統合失調症などの精神疾患では、「自己の境界」が曖昧になる症状(自我障害)が見られることがある。患者は自分の行動が外部から操られているように感じたり、他者の声が自分の中で聞こえたりする。
研究の筆頭著者であるMariano D’Angelo氏は、この発見が統合失調症の新たな理解につながる可能性を示唆している。もし、これらの症状の一部が脳内の「アルファ波リズムの乱れ(遅延)」に起因しているのであれば、脳波を調整することで自己感覚を安定させる新たな治療法への道が開かれるかもしれない。

次世代プロステティクス(義肢)技術

失った手足の代わりにロボット義手を使用する際、ユーザーがそれを「道具」ではなく「自分の体の一部」と感じられるか(身体化)は極めて重要だ。
脳内のアルファ波のリズムに合わせて、義手への触覚フィードバックのタイミングを最適化したり、あるいはリハビリテーションにおいて脳波をモニタリングしながらトレーニングを行ったりすることで、脳が義手を「自分」として受け入れやすくなる可能性がある。

バーチャルリアリティ(VR)とメタバース

VR空間において、アバター(分身)に対する没入感を高めるためにもこの知見は応用できる。

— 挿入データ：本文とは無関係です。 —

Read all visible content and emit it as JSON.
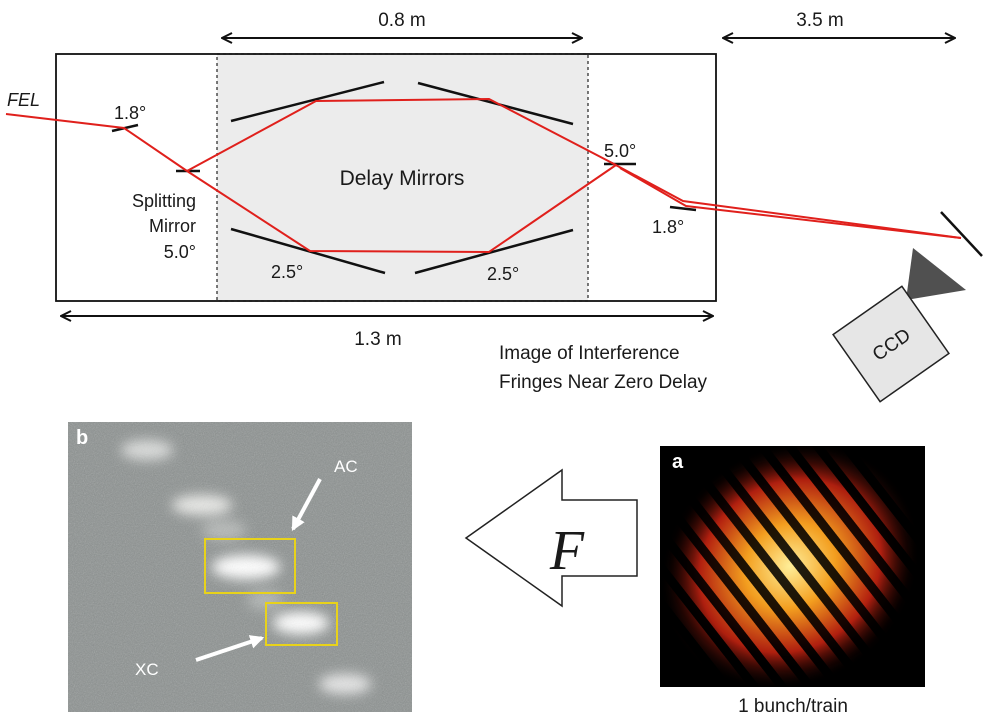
{
  "setup": {
    "fel_label": "FEL",
    "delay_section_label": "Delay Mirrors",
    "splitting_mirror_label_line1": "Splitting",
    "splitting_mirror_label_line2": "Mirror",
    "splitting_mirror_angle": "5.0°",
    "entry_mirror_angle": "1.8°",
    "exit_mirror_top_angle": "5.0°",
    "exit_mirror_bottom_angle": "1.8°",
    "delay_mirror_left_angle": "2.5°",
    "delay_mirror_right_angle": "2.5°",
    "delay_length": "0.8 m",
    "total_length": "1.3 m",
    "ccd_distance": "3.5 m",
    "ccd_label": "CCD",
    "fringe_caption_line1": "Image of Interference",
    "fringe_caption_line2": "Fringes Near Zero Delay"
  },
  "panel_b": {
    "letter": "b",
    "ac_label": "AC",
    "xc_label": "XC"
  },
  "transform": {
    "symbol": "F"
  },
  "panel_a": {
    "letter": "a",
    "caption": "1 bunch/train"
  },
  "colors": {
    "beam": "#e0201c",
    "delay_box_fill": "#ececec",
    "roi_box": "#e8d21a",
    "noise_background": "#8c9190"
  }
}
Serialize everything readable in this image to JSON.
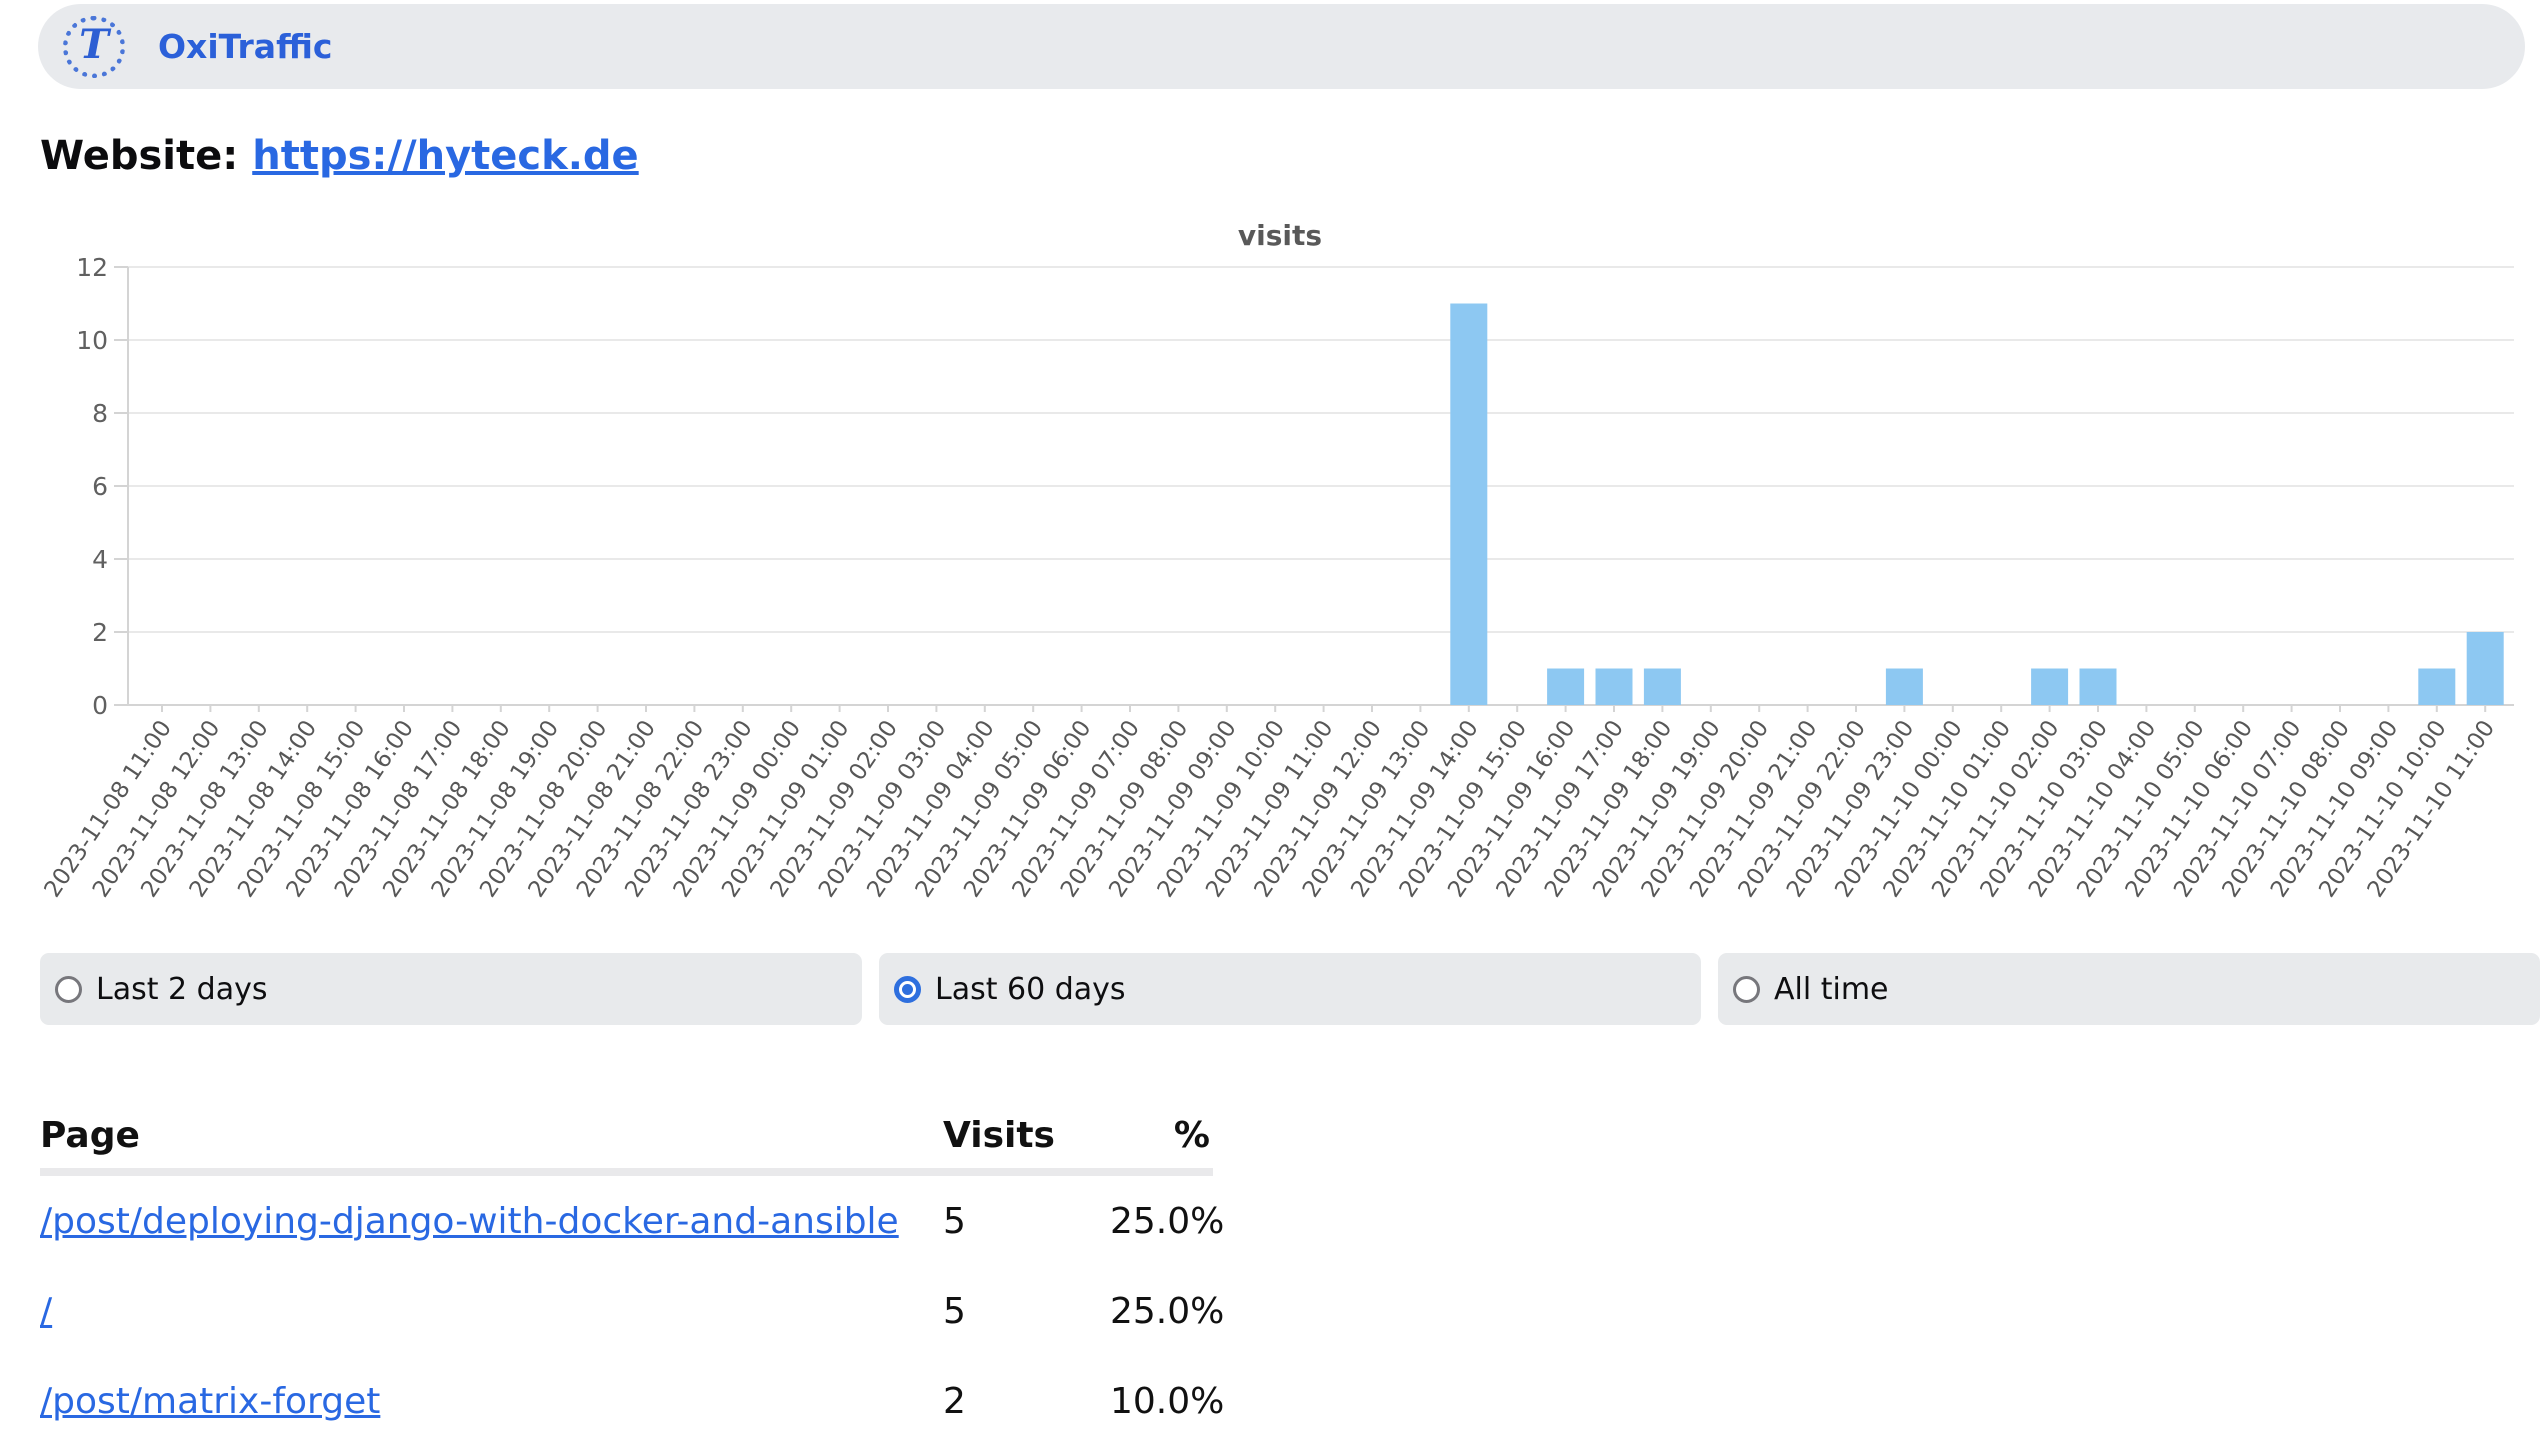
{
  "header": {
    "brand": "OxiTraffic",
    "logo_glyph": "T"
  },
  "website": {
    "label": "Website:",
    "url": "https://hyteck.de"
  },
  "chart_data": {
    "type": "bar",
    "title": "visits",
    "ylabel": "",
    "xlabel": "",
    "ylim": [
      0,
      12
    ],
    "yticks": [
      0,
      2,
      4,
      6,
      8,
      10,
      12
    ],
    "grid": true,
    "bar_color": "#8dc8f2",
    "categories": [
      "2023-11-08 11:00",
      "2023-11-08 12:00",
      "2023-11-08 13:00",
      "2023-11-08 14:00",
      "2023-11-08 15:00",
      "2023-11-08 16:00",
      "2023-11-08 17:00",
      "2023-11-08 18:00",
      "2023-11-08 19:00",
      "2023-11-08 20:00",
      "2023-11-08 21:00",
      "2023-11-08 22:00",
      "2023-11-08 23:00",
      "2023-11-09 00:00",
      "2023-11-09 01:00",
      "2023-11-09 02:00",
      "2023-11-09 03:00",
      "2023-11-09 04:00",
      "2023-11-09 05:00",
      "2023-11-09 06:00",
      "2023-11-09 07:00",
      "2023-11-09 08:00",
      "2023-11-09 09:00",
      "2023-11-09 10:00",
      "2023-11-09 11:00",
      "2023-11-09 12:00",
      "2023-11-09 13:00",
      "2023-11-09 14:00",
      "2023-11-09 15:00",
      "2023-11-09 16:00",
      "2023-11-09 17:00",
      "2023-11-09 18:00",
      "2023-11-09 19:00",
      "2023-11-09 20:00",
      "2023-11-09 21:00",
      "2023-11-09 22:00",
      "2023-11-09 23:00",
      "2023-11-10 00:00",
      "2023-11-10 01:00",
      "2023-11-10 02:00",
      "2023-11-10 03:00",
      "2023-11-10 04:00",
      "2023-11-10 05:00",
      "2023-11-10 06:00",
      "2023-11-10 07:00",
      "2023-11-10 08:00",
      "2023-11-10 09:00",
      "2023-11-10 10:00",
      "2023-11-10 11:00"
    ],
    "values": [
      0,
      0,
      0,
      0,
      0,
      0,
      0,
      0,
      0,
      0,
      0,
      0,
      0,
      0,
      0,
      0,
      0,
      0,
      0,
      0,
      0,
      0,
      0,
      0,
      0,
      0,
      0,
      11,
      0,
      1,
      1,
      1,
      0,
      0,
      0,
      0,
      1,
      0,
      0,
      1,
      1,
      0,
      0,
      0,
      0,
      0,
      0,
      1,
      2
    ]
  },
  "time_range_options": [
    {
      "label": "Last 2 days",
      "selected": false
    },
    {
      "label": "Last 60 days",
      "selected": true
    },
    {
      "label": "All time",
      "selected": false
    }
  ],
  "table": {
    "columns": {
      "page": "Page",
      "visits": "Visits",
      "percent": "%"
    },
    "rows": [
      {
        "page": "/post/deploying-django-with-docker-and-ansible",
        "visits": "5",
        "percent": "25.0%"
      },
      {
        "page": "/",
        "visits": "5",
        "percent": "25.0%"
      },
      {
        "page": "/post/matrix-forget",
        "visits": "2",
        "percent": "10.0%"
      }
    ]
  },
  "colors": {
    "accent_blue": "#2968e2",
    "brand_blue": "#2b60d9",
    "radio_blue": "#2e6fde",
    "bar_blue": "#8dc8f2",
    "panel_gray": "#e8eaed",
    "grid_gray": "#e9e9e9"
  }
}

ユーザー個々のアルファ波周波数に合わせて、視覚映像とコントローラーの振動(ハプティクス)の同期タイミングを微調整することで、かつてないほどリアルな「実在感」や「身体所有感」をバーチャル空間で提供できるようになるだろう。

動的なリズムとしての「私」

カロリンスカ研究所のこの研究は、私たちが抱く「自己」という確固たる感覚が、実は脳の電気的なリズムによって絶えず生成・更新されている動的なプロセスであることを明らかにした。

頭頂葉皮質で刻まれるアルファ波という名のメトロノーム。そのテンポが、私たちが世界をどう切り取り、どこまでを「私」と定義するかを決めている。科学は今、「我思う、ゆえに我あり」という哲学的命題を、「我(脳が)振動す、ゆえに我あり」という生理学的現実へと書き換えようとしているのかもしれない。